一次的酒席宴上,有位搞投资的人问,上山下乡到底对不对?我家先生斟酌了一下说,这个问题不能一概而之。作为那个时代的特殊产物确实给我们一笔很大的精神财富,但是对于国家来讲,也不可否认浪费了一代人才,不能不说是个巨大损失。
我有同感。想起早几年曾记录了一位好友的往事,很好的反映了这个时代。
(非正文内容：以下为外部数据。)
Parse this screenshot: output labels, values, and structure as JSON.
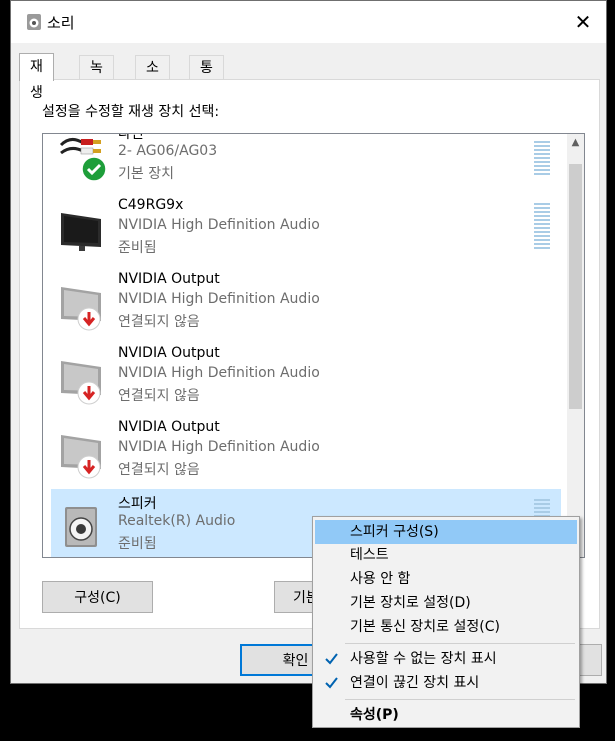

我这里没有过多的加工,只是艺术的稍作处理,在我插队纪念日的今天拿出来与大家共赏析,并以此纪念那个动荡年代里最难忘的一段岁月。
(我用事情发生的季节背景作配片,以第一人称叙说)
68年 春
“小丽!”没多久他再次来到我家,安步入室很随意的招呼我一声。
这是叫我的乳名啦!我顿然觉得和他上辈子就认得,他仿佛是我的一个老友,一位邻家大哥,分手经年刚刚从外面归来探候,我便没了生疏感。我留心注视他那双敏聪锐亮的眼睛,看你的时候显得极清澈坦荡,而神态又十分凛然凝重,莫名地心里就铺出几分从未有过的踏实。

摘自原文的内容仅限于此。